From (2.13) we derive that all observations of $ u$ are independent.

We can find some text books (Baltagi (1999), Davidson (2000), Hayashi (2000), Intriligator, Bodkin, and Hsiao (1996), Judge, Carter, Griffiths, Lutkepohl and Lee (1988)) which do not initially include this last assumption in their set of classical hypotheses, but it is included later. This fact can be justified because it is possible to get the estimate of the parameters of the model by the Least Square method, and derive some of their properties, without using the normality assumption.

From (2.13), the joint density function of the $ n$ disturbances is given by:

$\displaystyle f(u)=f(u_{1},u_{2},\ldots,u_{n})=\frac{1}{(2\pi\sigma^{2})^{n/2}}exp\{-\frac{1}{2\sigma^{2}}u^{\top }u\}$ (2.14)

The set of classical assumptions described above allows us to obtain the probability distribution of the endogenous variable ($ y$) as a multivariate normal distribution, with the following moments:

$\displaystyle \textrm{E}(y)=\textrm{E}(X\beta+u)=X\beta+\textrm{E}(u)=X\beta$ (2.15)
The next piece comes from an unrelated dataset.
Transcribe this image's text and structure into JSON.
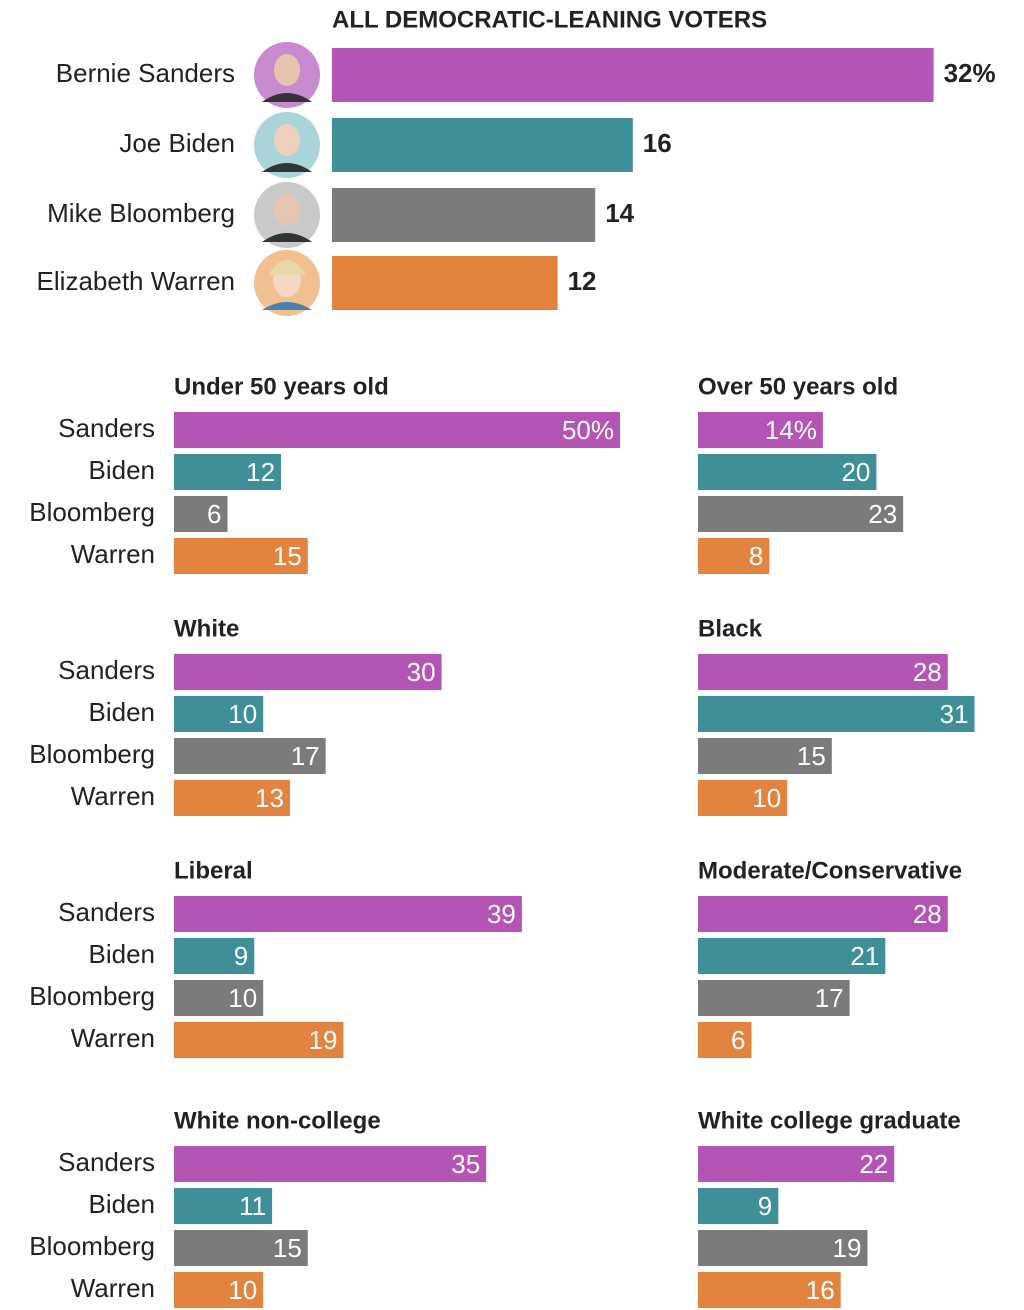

$\displaystyle V(y)=\textrm{E}[(y-\textrm{E}y)(y-\textrm{E} y)^{\top }]=\textrm{E}(uu^{\top })=\sigma^{2}I_{n}$ (2.16)

These results imply that, the expectation for every component of $ y$, depends on the corresponding row of $ X$, while all elements have the same variance, and are independent.

Obviously, we can not assure that the set of classical assumptions that we have previously described are always maintained. In practice, there are many situations for which the theoretical model which establishes the relationship among the set variables does not satisfy the classical hypotheses mentioned above. A later section of this chapter and the following chapters of this book study the consequences when some of the "ideal conditions" fails, and describe how to proceed in this case. Specifically, at the end of this chapter we deal with the non stability of the coefficient vector $ \beta $.